Digamos que siguieron algunos pasos del Guerra  aunque  es digno de mencionar las gestas que realizaban, como las cuarenta y  tres corridas de miuras o las veintiséis corridas en solitario por parte de Joselito el Gallo.
Desde mi punto de vista la mejor referencia para situar la fiesta en un antes y un después, seria en un antes y un después de la guerra civil.
Antes de la guerra al toro se le manipulo pero no en demasía, pero después de la guerra y con los estragos que se realizaron en el campo bravo por culpa de esta. El toro menguo y por si fuera poco empezó a aparecer la sombre del afeitado. Tal punto fue así que se llego a poner la tablilla y el guarismo para que no se produjeran fraudes en la edad ni en el peso.
Todo esto ocurría con Manolete y Luis Miguel Dominguin en la llamada edad  de plata del toreo.







jueves, 6 de diciembre de 2012

HISTORIA DEL FRAUDE “del Guerra hasta nuestros tiempos, primera parte"



Concluida la temporada y entrando en tiempos invernales, es de buena gana dar paso a tertulias, charlas, debates taurómacos, que estando al pie de una buena lumbre y un buen vino serán de lo más interesantes.
Para prender la mecha y salga el sol por donde quiera, intentaré realizar desde mi humilde opinión un muy breve resumen sobre la historia negra que rodea a la fiesta “el fraude”.
Comenzaré realizando un muy breve resumen partiendo de una etapa romántica y heroica  del toreo que posiblemente fuera entre finales del XVII y mediados del XIX.
En ese intervalo los toros eran muy distintos del actual,  más            que en hechuras en comportamiento.
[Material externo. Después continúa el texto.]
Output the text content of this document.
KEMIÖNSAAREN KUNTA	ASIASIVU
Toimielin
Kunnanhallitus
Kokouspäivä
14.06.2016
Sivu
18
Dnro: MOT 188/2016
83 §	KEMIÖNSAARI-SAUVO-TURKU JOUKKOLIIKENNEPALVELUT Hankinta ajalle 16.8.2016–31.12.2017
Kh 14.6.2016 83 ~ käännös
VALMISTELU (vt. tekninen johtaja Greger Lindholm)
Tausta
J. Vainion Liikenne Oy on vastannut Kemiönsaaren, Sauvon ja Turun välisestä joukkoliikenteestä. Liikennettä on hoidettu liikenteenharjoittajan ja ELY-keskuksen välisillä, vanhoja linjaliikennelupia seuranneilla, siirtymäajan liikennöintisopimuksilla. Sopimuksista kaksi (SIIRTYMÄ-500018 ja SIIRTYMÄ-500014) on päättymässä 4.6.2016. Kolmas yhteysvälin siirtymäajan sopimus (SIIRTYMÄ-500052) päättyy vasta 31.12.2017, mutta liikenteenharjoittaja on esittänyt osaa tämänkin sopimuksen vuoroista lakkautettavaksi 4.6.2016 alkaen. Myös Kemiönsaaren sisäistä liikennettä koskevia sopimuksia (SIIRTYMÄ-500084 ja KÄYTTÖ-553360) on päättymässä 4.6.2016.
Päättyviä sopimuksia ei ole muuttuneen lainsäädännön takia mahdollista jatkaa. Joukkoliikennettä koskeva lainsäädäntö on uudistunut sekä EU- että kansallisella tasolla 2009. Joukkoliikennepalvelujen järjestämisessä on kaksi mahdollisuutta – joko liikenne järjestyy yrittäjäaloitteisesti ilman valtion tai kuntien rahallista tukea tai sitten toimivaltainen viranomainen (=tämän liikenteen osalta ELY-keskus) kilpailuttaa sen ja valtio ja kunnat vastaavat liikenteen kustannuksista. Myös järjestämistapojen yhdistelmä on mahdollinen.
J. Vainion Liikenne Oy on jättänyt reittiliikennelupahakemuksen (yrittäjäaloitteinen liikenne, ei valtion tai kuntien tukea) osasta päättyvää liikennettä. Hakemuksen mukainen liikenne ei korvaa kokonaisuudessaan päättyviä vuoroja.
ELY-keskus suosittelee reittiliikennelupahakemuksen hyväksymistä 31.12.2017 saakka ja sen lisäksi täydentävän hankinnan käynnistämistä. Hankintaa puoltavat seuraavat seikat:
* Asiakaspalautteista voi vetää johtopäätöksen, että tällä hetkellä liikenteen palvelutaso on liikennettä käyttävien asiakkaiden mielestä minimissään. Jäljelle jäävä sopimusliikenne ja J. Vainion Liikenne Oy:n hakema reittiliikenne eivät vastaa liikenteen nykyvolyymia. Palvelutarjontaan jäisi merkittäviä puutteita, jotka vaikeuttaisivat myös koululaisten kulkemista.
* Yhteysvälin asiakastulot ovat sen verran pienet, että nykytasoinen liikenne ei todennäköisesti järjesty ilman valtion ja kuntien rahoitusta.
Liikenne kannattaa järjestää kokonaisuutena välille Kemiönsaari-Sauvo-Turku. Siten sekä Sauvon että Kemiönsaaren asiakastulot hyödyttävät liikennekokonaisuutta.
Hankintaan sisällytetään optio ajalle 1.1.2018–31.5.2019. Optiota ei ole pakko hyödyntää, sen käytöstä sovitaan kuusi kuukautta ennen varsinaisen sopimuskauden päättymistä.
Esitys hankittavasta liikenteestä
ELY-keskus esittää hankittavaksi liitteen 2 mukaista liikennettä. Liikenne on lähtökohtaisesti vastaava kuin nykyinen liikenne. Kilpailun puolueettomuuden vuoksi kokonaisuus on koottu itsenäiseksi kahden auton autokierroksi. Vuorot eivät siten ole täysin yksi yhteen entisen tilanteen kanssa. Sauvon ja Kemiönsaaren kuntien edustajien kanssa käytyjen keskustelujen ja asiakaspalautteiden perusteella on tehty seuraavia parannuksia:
Fieros, duros, con poder y casta mansa agresiva en la cual fue derivando a la bravura aborregada de nuestros tiempos. Así nos lo explica Oscar Jiménez Bajo en su libro “1851 historia de una temporada”
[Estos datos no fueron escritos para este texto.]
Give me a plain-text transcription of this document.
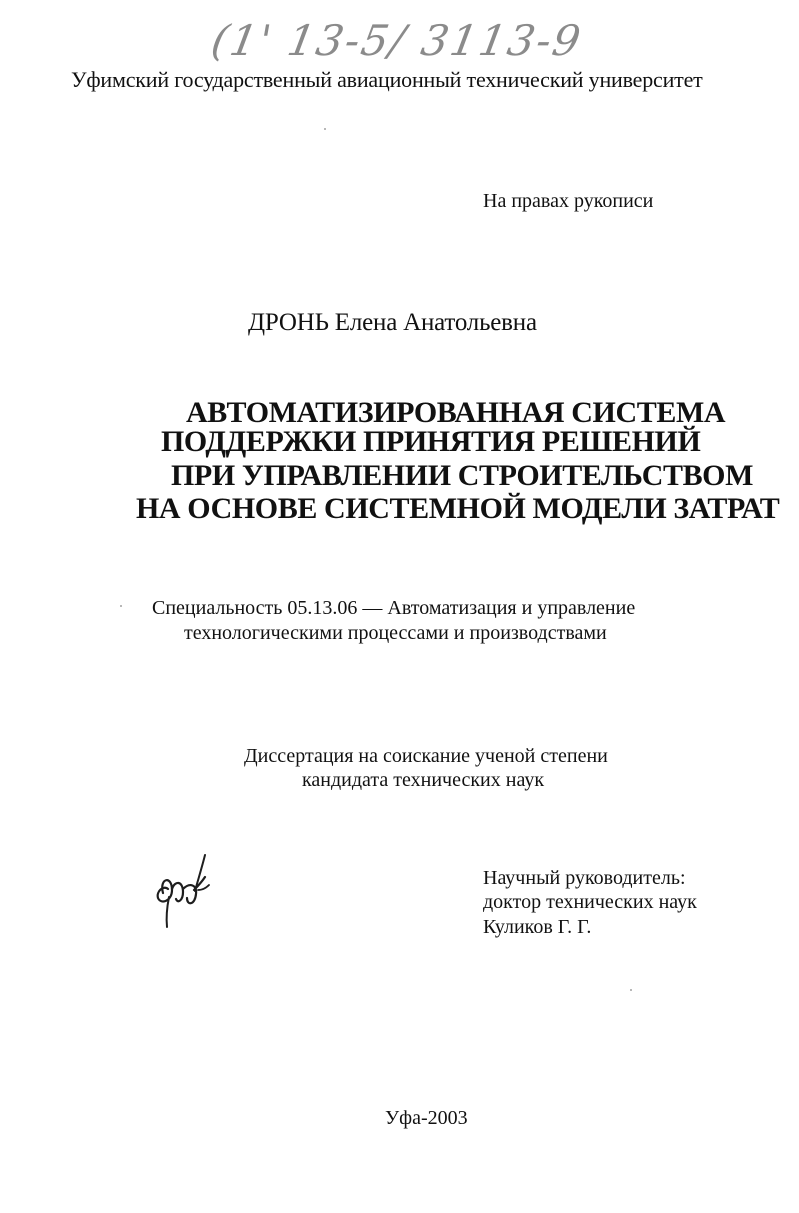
(1' 13-5/ 3113-9
Уфимский государственный авиационный технический университет
На правах рукописи
ДРОНЬ Елена Анатольевна
АВТОМАТИЗИРОВАННАЯ СИСТЕМА
ПОДДЕРЖКИ ПРИНЯТИЯ РЕШЕНИЙ
ПРИ УПРАВЛЕНИИ СТРОИТЕЛЬСТВОМ
НА ОСНОВЕ СИСТЕМНОЙ МОДЕЛИ ЗАТРАТ
Специальность 05.13.06 — Автоматизация и управление
технологическими процессами и производствами
Диссертация на соискание ученой степени
кандидата технических наук
Научный руководитель:
доктор технических наук
Куликов Г. Г.
Уфа-2003
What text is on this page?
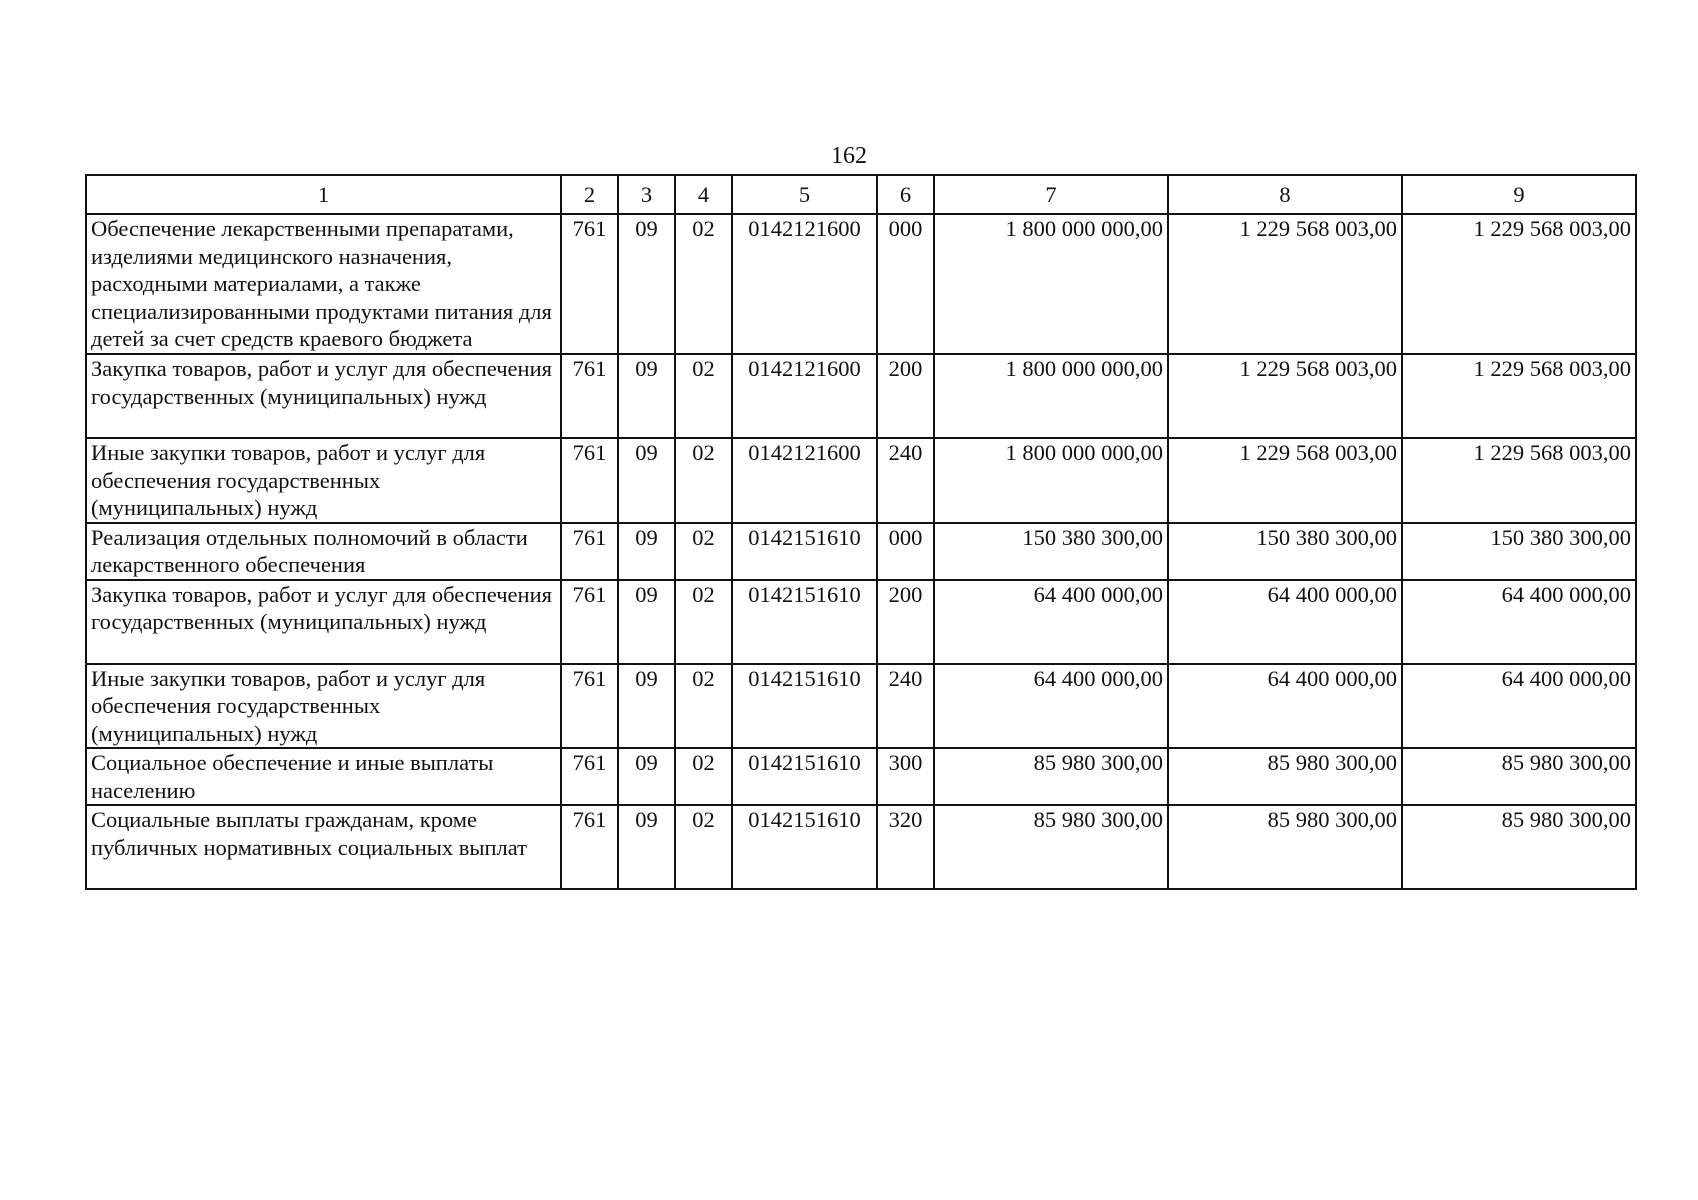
162
1	2	3	4	5	6	7	8	9
Обеспечение лекарственными препаратами, изделиями медицинского назначения, расходными материалами, а также специализированными продуктами питания для детей за счет средств краевого бюджета	761	09	02	0142121600	000	1 800 000 000,00	1 229 568 003,00	1 229 568 003,00
Закупка товаров, работ и услуг для обеспечения государственных (муниципальных) нужд	761	09	02	0142121600	200	1 800 000 000,00	1 229 568 003,00	1 229 568 003,00
Иные закупки товаров, работ и услуг для обеспечения государственных (муниципальных) нужд	761	09	02	0142121600	240	1 800 000 000,00	1 229 568 003,00	1 229 568 003,00
Реализация отдельных полномочий в области лекарственного обеспечения	761	09	02	0142151610	000	150 380 300,00	150 380 300,00	150 380 300,00
Закупка товаров, работ и услуг для обеспечения государственных (муниципальных) нужд	761	09	02	0142151610	200	64 400 000,00	64 400 000,00	64 400 000,00
Иные закупки товаров, работ и услуг для обеспечения государственных (муниципальных) нужд	761	09	02	0142151610	240	64 400 000,00	64 400 000,00	64 400 000,00
Социальное обеспечение и иные выплаты населению	761	09	02	0142151610	300	85 980 300,00	85 980 300,00	85 980 300,00
Социальные выплаты гражданам, кроме публичных нормативных социальных выплат	761	09	02	0142151610	320	85 980 300,00	85 980 300,00	85 980 300,00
Para toda esta gente no había que crear ningún organismo que luchase contra el fraude, siendo los mismos diestros garantía suficiente para no tener dudas ante las reses. Eran ellos mismos los que elegían los toros con más casta y que aportaran mayor emoción, descartando los nobles y flojos.
El punto y final de esta emocionante época lo concluyeron Frascuelo y Lagartijo, en la cual se produjo una enorme competencia entre ellos. Ya retirado Frascuelo y quedando solo Rafael Molina “Lagartijo”, fue este último quien comenzó a abusar de ligeros ventajismos como fuera el paso a tras al dar las estocadas.
Es en la cuadrilla de Lagartijo donde un joven y aventajo banderillero comenzó a adelantarse a su tiempo. Rafael Guerra Guerrita así fue llamado, quien fue  un inteligente y  gran lidiador de todos los tiempos.
Rafael Guerra provenía de la cuadrilla de Lagartijo, del cual aprendió tanto lo malo como lo bueno. Bien sabia el que en la fiesta de los toros se podrá explotar mas como negocio que como afición y lo primero que hizo fue  a los toros del Marqués de Saltillo, Concha y Sierra, Laffite, Murube etc.. menguarlos. Aun añojo se le quita de la madre antes de tiempo, y se le paraliza o debilitan sus funciones de crecimiento. En esa endeble disposición se le suelta en dehesa pobre de pastos y de agua. Cuando llega escasamente a cuatreño, ya es época de prepararle para la lidia,  dándole los mejores pastos y mejores alimentos, para redondearle. Aunque perdiendo  su poder y alzada junto con sus cuernos raquíticos.  Así nos lo explica un aficionado de la época Félix Borrell Vidal en su libro Antes y Después del Guerra.
¿Que consiguió con esto?
Es fácil de adivinar. A menor toro menor riesgo y mayor número de corridas, por lo cual da mayores ingresos. De esta forma nació lo que es la figura del toreo como termino industrial, siendo modelo para futuras promesas.